岩田亨の短歌工房 -斎藤茂吉・佐藤佐太郎・尾崎左永子・短歌・日本語-

短歌・日本語・斎藤茂吉・佐藤佐太郎・尾崎左永子・社会・歴史について考える

「星座α」12号:作品批評

2016年06月30日 11時35分52秒 | 作品批評:茂吉と佐太郎の歌論に学んで
「星座α」第12号:作品批評


 詩情豊かに

 抒情詩には様々な表現方法がある。事実を事実として表現するリアリズム、仮想空間の中のシュールリアリズム、言葉の放つ印象によって美的世界を描く象徴詩など。佐藤佐太郎の短歌は「象徴的技法を駆使した写実歌」(篠弘)と言われる。

 語感、声調に配慮し、生きとし生けるものの生命力を捉えるものとまずは規定しておく。


 (偶然にであった教会葬の讃美歌を聞く歌)

 清涼感と鋭さのある作品である。人間の生命への敬虔な祈りにも似た情感が伝わってくる。


 (砂の上の冬の蝶が翅を動かす歌)

 冬の蝶。春から夏へかけて懸命に生き、多くは冬を前に姿を消す蝶。
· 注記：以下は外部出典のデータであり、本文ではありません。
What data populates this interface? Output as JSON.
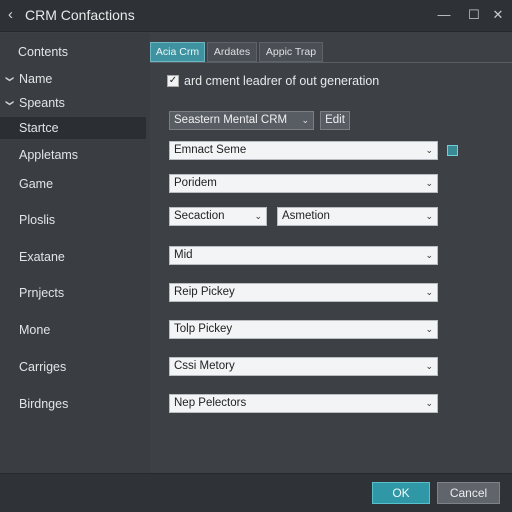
{
  "window": {
    "title": "CRM Confactions",
    "back_glyph": "‹",
    "minimize_glyph": "—",
    "maximize_glyph": "☐",
    "close_glyph": "✕"
  },
  "sidebar": {
    "header": "Contents",
    "items": [
      {
        "label": "Name",
        "expanded": true
      },
      {
        "label": "Speants",
        "expanded": true
      },
      {
        "label": "Startce",
        "selected": true
      },
      {
        "label": "Appletams"
      },
      {
        "label": "Game"
      },
      {
        "label": "Ploslis"
      },
      {
        "label": "Exatane"
      },
      {
        "label": "Prnjects"
      },
      {
        "label": "Mone"
      },
      {
        "label": "Carriges"
      },
      {
        "label": "Birdnges"
      }
    ]
  },
  "tabs": [
    {
      "label": "Acia Crm",
      "active": true
    },
    {
      "label": "Ardates"
    },
    {
      "label": "Appic Trap"
    }
  ],
  "options": {
    "checkbox_label": "ard cment leadrer of out generation",
    "checkbox_checked": true,
    "checkbox_glyph": "✓"
  },
  "fields": {
    "crm_select": "Seastern Mental CRM",
    "edit_button": "Edit",
    "contact_scheme": "Emnact Seme",
    "period": "Poridem",
    "section": "Secaction",
    "animation": "Asmetion",
    "mid": "Mid",
    "reip_pickey": "Reip Pickey",
    "tolp_pickey": "Tolp Pickey",
    "cost_memory": "Cssi Metory",
    "nep_pelectors": "Nep Pelectors",
    "caret_glyph": "⌄"
  },
  "footer": {
    "ok_label": "OK",
    "cancel_label": "Cancel"
  },
  "colors": {
    "accent": "#2f97a5",
    "background": "#3d4146",
    "titlebar": "#2e3236"
  }
}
生き残っていたのだろう。翅をかすかに動かすとき生のあわれがしみじみと浮かびくる。


 (都市の一角を過ぎて路地の匂いに惹かれる歌)

 鉄筋コンクリートの団地を過ぎた辺りだろうか。草の生えぬところを過ぎて、土の匂いに惹かれたのであろう。或いは生活臭であったかも知れない。鋭敏な嗅覚で世界を捉えた作品だ。


 (海岸沿いに佇んで時差をほぐしてゆく歌)

 海外に住む作者。結句に独自性があり、作者の生き様(いきよう)も感じられる。言葉の繋がりにも無理がない。


 (朝カギをかける指が、思いがけず悴む歌)

 一瞬の体感を捉えた作品。作者の驚きも伝わってくる。四句目は、ややリズムがぎくしゃくしているので工夫の余地があろう。


 (生きるのを罪と思う日の歌)

 (心の中に言葉を一つ抱いて歩む歌)

 この二首は紙数の関係で批評が書けなかったので、ここに書く。

 前者。作者自らの生き方を自己洞察した作品だ。重いテーマだ。しかしサラリと詠まれているところが良い。結句の情景が効果的に働いている。

 後者。どういう言葉を心に秘めていたのかはわからない。だが道を歩きながら、作者が自分を見つめている姿が立ち上がってくる。一抹の孤独感も感じられる。